Listeners are sketched now, brilliantly, breathtakingly (hee hee again, lung, get it? Wink wink; see, this author’s pretty dumb, too, when it comes to jokes), as brats cocooned, swaddled in rock’s aggressive wall of noise, raging uselessly at the machine. But listeners need that machine they rage against, too, just as teens buying Elvis and Beatles records like my mom did depended on the commercial apparatus that sustained the corporations—and that’s a “power” that, inevitably, in its effort to preserve itself, someday in the very apocalyptic revolution that rock portends and demands, “runs out.” What will happen then? Thom, as performatively magnificently as Leslie Odom Jr., knows how to make us wait for it, makes us live with him in that tiny extra half-beat of silence before he reveals the spectacular genius of a clincher: “we’ll just hum.”

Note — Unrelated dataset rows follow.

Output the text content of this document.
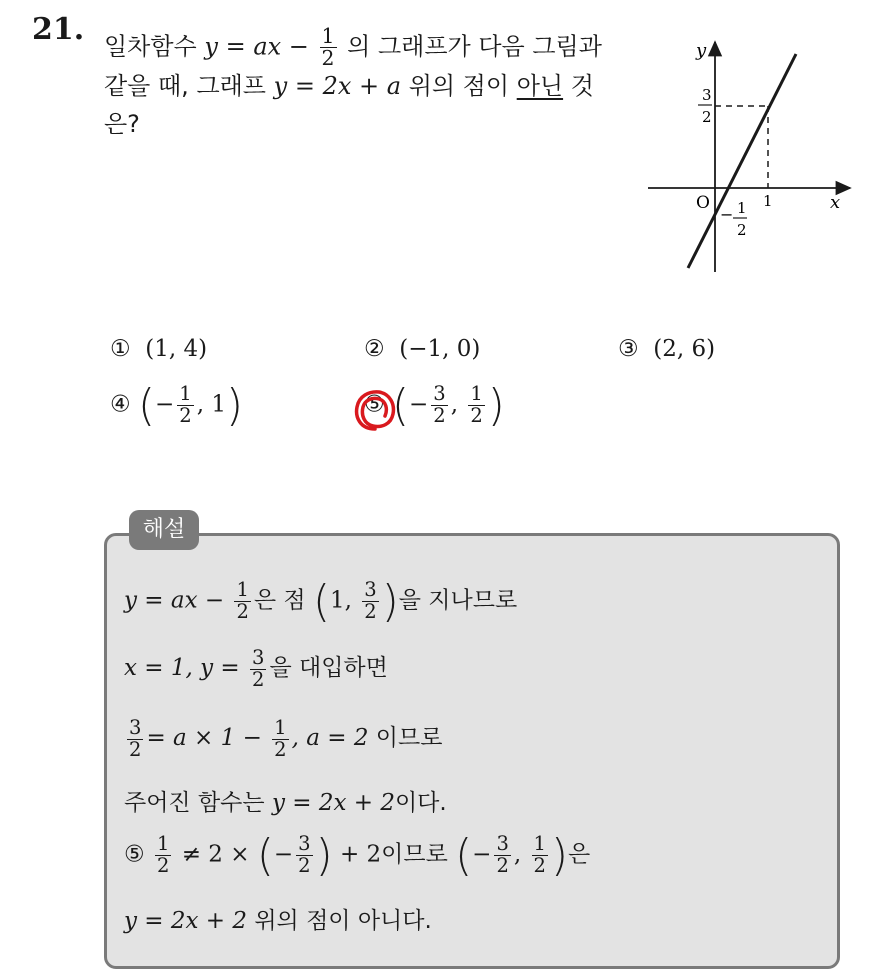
21. 일차함수 y = ax − $\frac{1}{2}$ 의 그래프가 다음 그림과
같을 때, 그래프 y = 2x + a 위의 점이 아닌 것
은?
y
x
O	1
3
2
− 1
2
① (1, 4)	② (−1, 0)	③ (2, 6)
④ (− $\frac{1}{2}$ , 1)	⑤ (− $\frac{3}{2}$ , $\frac{1}{2}$ )
해설
y = ax − $\frac{1}{2}$ 은 점 (1, $\frac{3}{2}$ )을 지나므로
x = 1, $y = \frac{3}{2}$ 을 대입하면
$\frac{3}{2} = a \times 1 - \frac{1}{2}$ , a = 2 이므로
주어진 함수는 y = 2x + 2이다.
⑤ $\frac{1}{2} \ne 2$ × (− $\frac{3}{2}$ ) + 2이므로 (− $\frac{3}{2}$ , $\frac{1}{2}$ )은
y = 2x + 2 위의 점이 아니다.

So many rich dimensions coalesce with this final phrase. The sudden shift to “we” after the opening word’s emphatic second-person command to listeners captures the questions of authenticity that have always complicated rock music: Do musicians genuinely identify with listeners’ concerns, or is the suggestion of “we” a cynical commercial act? Might the narrator here mean that the band he’s fronting can continue to perform without amplification—the amplification of wattage? Of the iron lung that ensures continued breathing? Of mass marketing that removes them from the bar stage? If Radiohead plays in the forest and no one’s there to hear them, is it music? And “hum”…ending on hum, drawing out the “mmmm” in this third rhyme with that special Yorkian whine…for me, poetic perfection. All the themes of the verse, of the treatment of rock offered here, all these resound and redound here in this one word. It’s the hum of electricity of course, physical (“power”) and emotional (the charge of relational connection that can be sustained by humming even when articulation won’t work, like when you don’t know the words and so you hum) and social (hum as a metonym for multiple, interdependent elements working together, as in an engine). It’s the possibility of caring for self, making the only sound one can when the juice has been drained. It’s the halting, uncertain effort to, with hope but often without solace, speak into the air (that phrase is the title of the one philosophy of communication book, by John Durham Peters, that I would recommend to you and to any person who never thought they’d read such a book) and find the communion that rock music purports to provide—that’s the kind of dwindling but still striving “hum” we’re left with, as an end rhyme, when we are rendered “dumb” with our “thumb.” That’s a clincher worth waiting for.

Ok, it wasn’t so little. But when I hum like I did here, and in some sense among all the different, complex ways I hum, I am always humming for you.